Lopes came to the city’s health department after working as an epidemiology consultant at the state health department, a hospital administrative intern at the state’s Department of Mental Health and a minority recruiter at the School of Public Health. He joined the city’s AIDS division in 1993, about three years after the city initiated its groundbreaking needle exchange program. Lopes has kept the program going, sending a van out five days a week to sites around the city where people can exchange used syringes for new ones and receive support services such as drug treatment referrals and HIV counseling and testing. With intravenous drug users accounting for 48 percent of New Haven’s AIDS cases, Lopes believes the program is essential to fighting the spread of HIV/AIDS. He shuffles resources to fund it, since federal support is not available. “We try to meet people where they are and bring them to where we want them to be, without being judgmental,” he said.

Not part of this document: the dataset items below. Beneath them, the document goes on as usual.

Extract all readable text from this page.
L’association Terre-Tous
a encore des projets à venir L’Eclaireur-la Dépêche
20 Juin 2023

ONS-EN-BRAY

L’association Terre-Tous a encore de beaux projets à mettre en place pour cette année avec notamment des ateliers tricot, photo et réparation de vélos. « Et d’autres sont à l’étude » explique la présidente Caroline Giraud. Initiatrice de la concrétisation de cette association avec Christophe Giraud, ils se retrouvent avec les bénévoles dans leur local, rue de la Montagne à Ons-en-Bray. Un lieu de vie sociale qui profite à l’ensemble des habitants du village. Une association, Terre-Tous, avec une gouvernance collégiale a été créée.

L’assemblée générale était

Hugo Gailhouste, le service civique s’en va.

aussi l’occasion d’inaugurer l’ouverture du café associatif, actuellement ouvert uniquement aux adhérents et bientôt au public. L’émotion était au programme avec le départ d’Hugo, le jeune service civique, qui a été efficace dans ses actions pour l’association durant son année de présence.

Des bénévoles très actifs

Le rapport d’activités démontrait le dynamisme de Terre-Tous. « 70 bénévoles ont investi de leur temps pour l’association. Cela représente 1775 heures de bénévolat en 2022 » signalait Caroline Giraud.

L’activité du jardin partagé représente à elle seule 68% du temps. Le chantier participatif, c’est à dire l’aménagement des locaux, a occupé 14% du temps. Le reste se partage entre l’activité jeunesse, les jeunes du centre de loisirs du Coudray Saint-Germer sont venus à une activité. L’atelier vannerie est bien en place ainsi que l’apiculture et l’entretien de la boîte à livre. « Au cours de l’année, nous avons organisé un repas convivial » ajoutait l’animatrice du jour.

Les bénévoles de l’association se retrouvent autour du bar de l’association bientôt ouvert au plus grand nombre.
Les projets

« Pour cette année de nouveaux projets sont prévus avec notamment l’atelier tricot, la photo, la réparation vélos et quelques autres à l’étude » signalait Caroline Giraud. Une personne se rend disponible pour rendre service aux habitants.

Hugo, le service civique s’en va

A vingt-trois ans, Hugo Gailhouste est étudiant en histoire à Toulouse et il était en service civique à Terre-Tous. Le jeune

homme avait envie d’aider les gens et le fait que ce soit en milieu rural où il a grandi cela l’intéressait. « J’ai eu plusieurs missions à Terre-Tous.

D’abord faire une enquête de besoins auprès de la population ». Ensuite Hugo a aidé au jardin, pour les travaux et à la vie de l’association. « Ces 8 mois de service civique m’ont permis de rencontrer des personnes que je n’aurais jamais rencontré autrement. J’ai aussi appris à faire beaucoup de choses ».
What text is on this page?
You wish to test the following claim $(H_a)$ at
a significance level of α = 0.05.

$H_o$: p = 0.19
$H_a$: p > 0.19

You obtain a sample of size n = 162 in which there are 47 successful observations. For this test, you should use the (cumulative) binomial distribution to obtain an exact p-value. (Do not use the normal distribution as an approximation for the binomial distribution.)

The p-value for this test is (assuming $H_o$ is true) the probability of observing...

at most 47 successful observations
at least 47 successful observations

When Lopes joined the health department at the height of the AIDS epidemic, there were almost 280 new cases reported that year in New Haven; today there are about 80. But there are 680 HIV/AIDS patients and their families in New Haven who receive care through the New Haven HIV/AIDS Case Management Consortium, and delivering that care can be complicated. Lopes, with the support of community-based organizations, has built an infrastructure with funds from the Ryan White care Act, a federal program designed to help provide care for HIV/AIDS patients and their families. He coordinates HIV/AIDS case management for the city of New Haven through another consortium of five community agencies (including the AIDS Interfaith Network and Hill Health Center), and oversees the health department’s outreach and education efforts, HIV counseling and testing, and drug treatment referral. He is also the coordinator of the Mayor’s Task Force on AIDS, whose mission is to foster community response to the HIV epidemic and raise awareness of AIDS at the local, state and federal levels. “We’ve built a huge network of collaboration,” he said, referring to the myriad agencies and officials involved in the fight against AIDS.

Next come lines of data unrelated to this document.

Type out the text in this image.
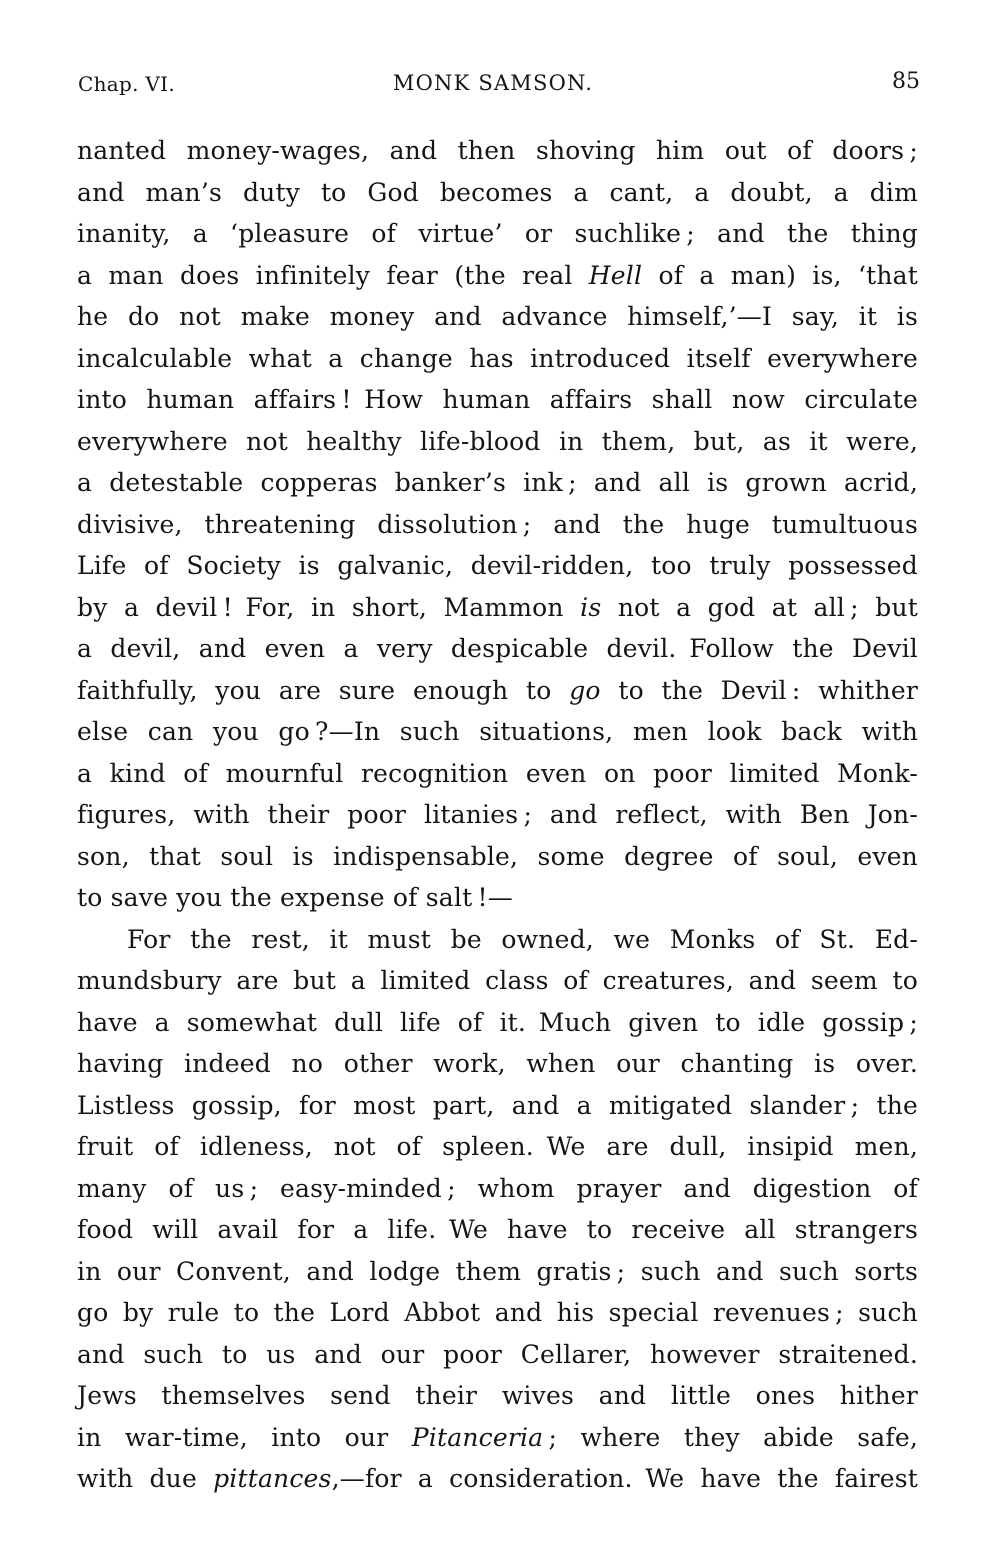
Chap. VI.	MONK SAMSON.	85
nanted money-wages, and then shoving him out of doors ;
and man’s duty to God becomes a cant, a doubt, a dim
inanity, a ‘pleasure of virtue’ or suchlike ; and the thing
a man does infinitely fear (the real Hell of a man) is, ‘that
he do not make money and advance himself,’—I say, it is
incalculable what a change has introduced itself everywhere
into human affairs ! How human affairs shall now circulate
everywhere not healthy life-blood in them, but, as it were,
a detestable copperas banker’s ink ; and all is grown acrid,
divisive, threatening dissolution ; and the huge tumultuous
Life of Society is galvanic, devil-ridden, too truly possessed
by a devil ! For, in short, Mammon is not a god at all ; but
a devil, and even a very despicable devil. Follow the Devil
faithfully, you are sure enough to go to the Devil : whither
else can you go ?—In such situations, men look back with
a kind of mournful recognition even on poor limited Monk-
figures, with their poor litanies ; and reflect, with Ben Jon-
son, that soul is indispensable, some degree of soul, even
to save you the expense of salt !—
For the rest, it must be owned, we Monks of St. Ed-
mundsbury are but a limited class of creatures, and seem to
have a somewhat dull life of it. Much given to idle gossip ;
having indeed no other work, when our chanting is over.
Listless gossip, for most part, and a mitigated slander ; the
fruit of idleness, not of spleen. We are dull, insipid men,
many of us ; easy-minded ; whom prayer and digestion of
food will avail for a life. We have to receive all strangers
in our Convent, and lodge them gratis ; such and such sorts
go by rule to the Lord Abbot and his special revenues ; such
and such to us and our poor Cellarer, however straitened.
Jews themselves send their wives and little ones hither
in war-time, into our Pitanceria ; where they abide safe,
with due pittances,—for a consideration. We have the fairest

Although the number of new cases of HIV continues to decline, the Centers for Disease Control and Prevention estimates that 25 percent of those infected may not know they harbor the virus. Lopes sees his mission as finding those people and getting them tested and into treatment. To do that, he has looked at new ways of reaching people who are at risk, those who engage in intravenous drug use and unprotected sex. In an effort to address New Haven’s needs, Lopes has introduced flex hours so that his staff can start and end their day later, when they have a better chance of connecting with residents who need services; some of the agencies in the consortium have extended their hours as well. His department’s outreach efforts include visiting drug sites, beauty parlors and even soccer fields on the weekends to help disseminate information, as well as running peer education groups with teens and going into schools to promote harm reduction. In addition, Lopes organizes community-level interventions, such as World AIDS Day, which took place at Center Church on the Green on December 1 last year.

At 61, Lopes shows no signs of slowing down, although retirement isn’t far off. He and his wife, Evelyn, an artist, plan to retire to either Brazil or Costa Rica in about four years. Lopes is undaunted at the prospect of picking up and starting over in a foreign country; over the course of his lifetime he has learned Spanish, Portuguese, French, Japanese and German. “I’m nosy and I like languages,” he said, “so I could live anywhere.”